Toute personne a droit au respect de sa vie privée. La vie privée est protégée par l’article 9 du Code civil mais également par l’article 8 de la Convention européenne des droits de l’homme. Le salarié est également couvert par cette protection : sa vie privée, y compris sur son lieu de travail, doit être protégée. Toutefois, il y a des limites, qui peuvent conduire à des sanctions pour des propos et des faits qui relèveraient, à première vue de la vie privée.

Dans un arrêt de la Cour d’appel de Nantes, les juges ont estimé que « le contenu diffusé par un salarié sur Facebook peut causer un tort à l’entreprise même s’il ne vise pas cette dernière et fonder un licenciement » [1]. En concluant ainsi les juges confirme qu’un salarié peut être licencié pour des propos tenus sur Facebook et marque donc ainsi une limite dans la liberté d’expression du salarié.

Par exemple, dans une affaire, une salariée avait publié des propos désobligeants à l’encontre de sa société sur Facebook. Les juges ont donc validé le licenciement car « la salariée avait outrepassé les limites de sa liberté d’expression, porté atteinte à la réputation de son employeur, et incité ses collègues à la rébellion. Ses propos constituaient donc un motif réel et sérieux de licenciement » [2]. Toutefois, les condamnations sont dénuées de fondement si celles-ci ont lieu sur un réseau privé, de manière confidentielle. Si les propos sont tenus dans un groupe Facebook restreint, les juges ne retiendront pas le licenciement [3]. 
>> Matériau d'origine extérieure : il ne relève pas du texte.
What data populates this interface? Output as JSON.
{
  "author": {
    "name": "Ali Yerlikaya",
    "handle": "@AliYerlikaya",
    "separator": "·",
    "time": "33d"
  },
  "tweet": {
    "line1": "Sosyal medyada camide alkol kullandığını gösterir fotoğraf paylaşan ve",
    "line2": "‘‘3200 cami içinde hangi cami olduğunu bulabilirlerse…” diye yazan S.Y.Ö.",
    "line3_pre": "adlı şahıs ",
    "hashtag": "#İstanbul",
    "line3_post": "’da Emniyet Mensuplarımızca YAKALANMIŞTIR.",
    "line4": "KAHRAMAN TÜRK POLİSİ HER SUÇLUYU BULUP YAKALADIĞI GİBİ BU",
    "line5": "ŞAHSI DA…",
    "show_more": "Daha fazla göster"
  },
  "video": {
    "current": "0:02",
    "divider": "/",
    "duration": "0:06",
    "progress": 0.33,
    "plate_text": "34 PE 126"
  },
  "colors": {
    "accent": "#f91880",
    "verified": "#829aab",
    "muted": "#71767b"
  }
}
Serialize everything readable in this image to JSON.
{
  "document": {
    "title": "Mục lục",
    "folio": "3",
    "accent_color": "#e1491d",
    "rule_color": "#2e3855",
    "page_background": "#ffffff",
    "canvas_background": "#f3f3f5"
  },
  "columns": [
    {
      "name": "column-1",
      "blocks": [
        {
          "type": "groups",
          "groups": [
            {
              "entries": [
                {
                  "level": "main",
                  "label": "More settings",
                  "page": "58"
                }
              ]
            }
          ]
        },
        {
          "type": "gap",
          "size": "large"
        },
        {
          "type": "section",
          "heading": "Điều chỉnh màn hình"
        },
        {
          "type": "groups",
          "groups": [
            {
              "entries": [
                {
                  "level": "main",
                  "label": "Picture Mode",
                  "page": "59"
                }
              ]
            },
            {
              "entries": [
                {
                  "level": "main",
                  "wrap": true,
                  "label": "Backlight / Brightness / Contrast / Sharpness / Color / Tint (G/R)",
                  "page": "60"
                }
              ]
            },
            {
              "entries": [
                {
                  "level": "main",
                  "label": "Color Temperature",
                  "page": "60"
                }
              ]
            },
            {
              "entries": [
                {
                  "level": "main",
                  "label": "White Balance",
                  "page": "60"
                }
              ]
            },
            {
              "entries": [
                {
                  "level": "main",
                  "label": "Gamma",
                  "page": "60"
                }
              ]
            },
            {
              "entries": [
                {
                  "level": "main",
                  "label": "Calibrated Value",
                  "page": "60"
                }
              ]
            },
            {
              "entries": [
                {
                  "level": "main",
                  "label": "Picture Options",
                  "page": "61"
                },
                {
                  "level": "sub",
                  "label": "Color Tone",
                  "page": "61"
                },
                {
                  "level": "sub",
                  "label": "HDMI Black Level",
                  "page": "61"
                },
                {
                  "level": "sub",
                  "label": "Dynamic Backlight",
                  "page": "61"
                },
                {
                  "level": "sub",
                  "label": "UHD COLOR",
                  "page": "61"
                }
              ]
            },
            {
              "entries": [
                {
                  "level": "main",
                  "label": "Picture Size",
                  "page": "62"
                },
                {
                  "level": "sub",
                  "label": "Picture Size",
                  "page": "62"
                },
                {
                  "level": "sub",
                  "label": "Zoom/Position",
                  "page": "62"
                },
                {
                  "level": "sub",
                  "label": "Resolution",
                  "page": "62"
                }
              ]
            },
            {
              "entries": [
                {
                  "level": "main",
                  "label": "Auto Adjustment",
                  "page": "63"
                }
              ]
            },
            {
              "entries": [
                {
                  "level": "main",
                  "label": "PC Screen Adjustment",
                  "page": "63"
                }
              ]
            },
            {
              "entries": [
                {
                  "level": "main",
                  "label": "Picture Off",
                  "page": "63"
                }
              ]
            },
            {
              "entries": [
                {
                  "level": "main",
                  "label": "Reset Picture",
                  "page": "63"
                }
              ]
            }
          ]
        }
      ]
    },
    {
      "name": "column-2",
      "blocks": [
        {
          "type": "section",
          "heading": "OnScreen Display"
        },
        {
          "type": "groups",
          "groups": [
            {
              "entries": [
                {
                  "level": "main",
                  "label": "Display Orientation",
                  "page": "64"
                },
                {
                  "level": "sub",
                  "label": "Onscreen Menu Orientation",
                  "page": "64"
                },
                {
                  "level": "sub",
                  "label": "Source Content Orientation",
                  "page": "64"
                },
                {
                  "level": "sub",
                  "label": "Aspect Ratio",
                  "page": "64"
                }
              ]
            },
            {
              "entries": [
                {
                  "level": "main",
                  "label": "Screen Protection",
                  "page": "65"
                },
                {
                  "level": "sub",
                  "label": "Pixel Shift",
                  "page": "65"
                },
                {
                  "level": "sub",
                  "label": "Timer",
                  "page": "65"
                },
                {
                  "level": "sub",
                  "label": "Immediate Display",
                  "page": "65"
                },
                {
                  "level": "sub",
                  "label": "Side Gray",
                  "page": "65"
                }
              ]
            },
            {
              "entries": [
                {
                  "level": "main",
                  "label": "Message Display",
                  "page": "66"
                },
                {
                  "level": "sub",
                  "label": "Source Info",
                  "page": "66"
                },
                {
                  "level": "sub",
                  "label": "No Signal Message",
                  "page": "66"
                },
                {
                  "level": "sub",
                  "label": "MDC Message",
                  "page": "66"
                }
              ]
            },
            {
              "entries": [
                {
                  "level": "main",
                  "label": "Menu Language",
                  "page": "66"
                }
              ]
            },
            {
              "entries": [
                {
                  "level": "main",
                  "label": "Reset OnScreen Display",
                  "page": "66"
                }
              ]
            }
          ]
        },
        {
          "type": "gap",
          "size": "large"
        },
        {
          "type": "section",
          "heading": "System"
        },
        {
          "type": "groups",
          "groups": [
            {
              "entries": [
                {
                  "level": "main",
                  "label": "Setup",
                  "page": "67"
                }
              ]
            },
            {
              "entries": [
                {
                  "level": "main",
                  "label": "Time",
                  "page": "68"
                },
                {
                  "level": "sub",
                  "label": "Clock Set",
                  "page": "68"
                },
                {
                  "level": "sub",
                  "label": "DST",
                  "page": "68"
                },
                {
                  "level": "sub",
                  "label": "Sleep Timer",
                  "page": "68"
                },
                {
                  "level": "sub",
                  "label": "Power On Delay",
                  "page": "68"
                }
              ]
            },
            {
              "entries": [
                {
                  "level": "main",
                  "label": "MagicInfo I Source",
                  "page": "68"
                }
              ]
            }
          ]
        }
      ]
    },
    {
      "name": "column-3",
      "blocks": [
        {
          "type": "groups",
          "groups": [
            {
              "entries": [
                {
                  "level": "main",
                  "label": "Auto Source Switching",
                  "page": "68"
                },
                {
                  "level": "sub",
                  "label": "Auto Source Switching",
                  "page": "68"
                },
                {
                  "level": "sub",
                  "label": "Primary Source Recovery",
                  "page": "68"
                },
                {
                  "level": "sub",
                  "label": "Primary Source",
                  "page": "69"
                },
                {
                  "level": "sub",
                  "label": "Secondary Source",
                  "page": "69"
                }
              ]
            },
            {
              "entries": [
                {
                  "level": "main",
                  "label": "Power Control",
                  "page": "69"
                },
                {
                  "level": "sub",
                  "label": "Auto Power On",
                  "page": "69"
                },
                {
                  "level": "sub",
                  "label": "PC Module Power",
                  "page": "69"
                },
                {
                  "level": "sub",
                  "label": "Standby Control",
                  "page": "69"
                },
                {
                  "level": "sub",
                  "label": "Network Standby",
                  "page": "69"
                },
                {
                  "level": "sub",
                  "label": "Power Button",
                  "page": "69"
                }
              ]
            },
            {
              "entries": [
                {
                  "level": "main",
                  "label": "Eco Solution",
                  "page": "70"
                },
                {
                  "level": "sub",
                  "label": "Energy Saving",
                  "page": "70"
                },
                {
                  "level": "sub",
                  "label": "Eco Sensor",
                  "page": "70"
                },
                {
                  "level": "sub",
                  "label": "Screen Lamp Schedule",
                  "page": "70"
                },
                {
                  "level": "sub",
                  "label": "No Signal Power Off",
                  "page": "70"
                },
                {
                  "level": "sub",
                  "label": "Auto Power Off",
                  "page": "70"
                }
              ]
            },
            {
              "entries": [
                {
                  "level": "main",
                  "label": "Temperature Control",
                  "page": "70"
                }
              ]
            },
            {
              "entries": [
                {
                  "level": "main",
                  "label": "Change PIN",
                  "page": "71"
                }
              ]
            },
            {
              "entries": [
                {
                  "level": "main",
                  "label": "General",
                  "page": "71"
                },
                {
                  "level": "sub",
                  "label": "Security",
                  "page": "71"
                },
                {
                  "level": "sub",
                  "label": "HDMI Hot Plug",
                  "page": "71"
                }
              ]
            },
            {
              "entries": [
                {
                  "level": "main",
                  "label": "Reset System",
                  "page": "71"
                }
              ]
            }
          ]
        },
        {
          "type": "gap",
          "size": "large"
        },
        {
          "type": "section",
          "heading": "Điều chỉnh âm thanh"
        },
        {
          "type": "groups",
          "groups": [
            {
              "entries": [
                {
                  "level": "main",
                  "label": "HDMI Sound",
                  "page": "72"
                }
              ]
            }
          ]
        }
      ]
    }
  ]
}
La protection des intérêts de l’entreprise entre également dans l’équation. Sur ce fondement, il est possible pour l’employeur de prendre des mesures de licenciement dès lors que les faits commis dans la vie privée mais ayant un impact direct sur l’entreprise sont connus. C’est ici que nous nous rapprochons des cas mentionnés plus haut : le Slip français, l’employé de la municipalité de Paris, ou également le directeur d’un groupe de parfumerie qui avait tenu des propos à caractère raciste sur son réseau personnel. Toutefois, ce ne sera pas un licenciement pour faute mais un licenciement pour trouble objectif. La nuance est importante car si l’employé est licencié pour trouble objectif, il ne perd pas son droit d’obtenir les indemnités. A l’inverse d’un licenciement pour faute. 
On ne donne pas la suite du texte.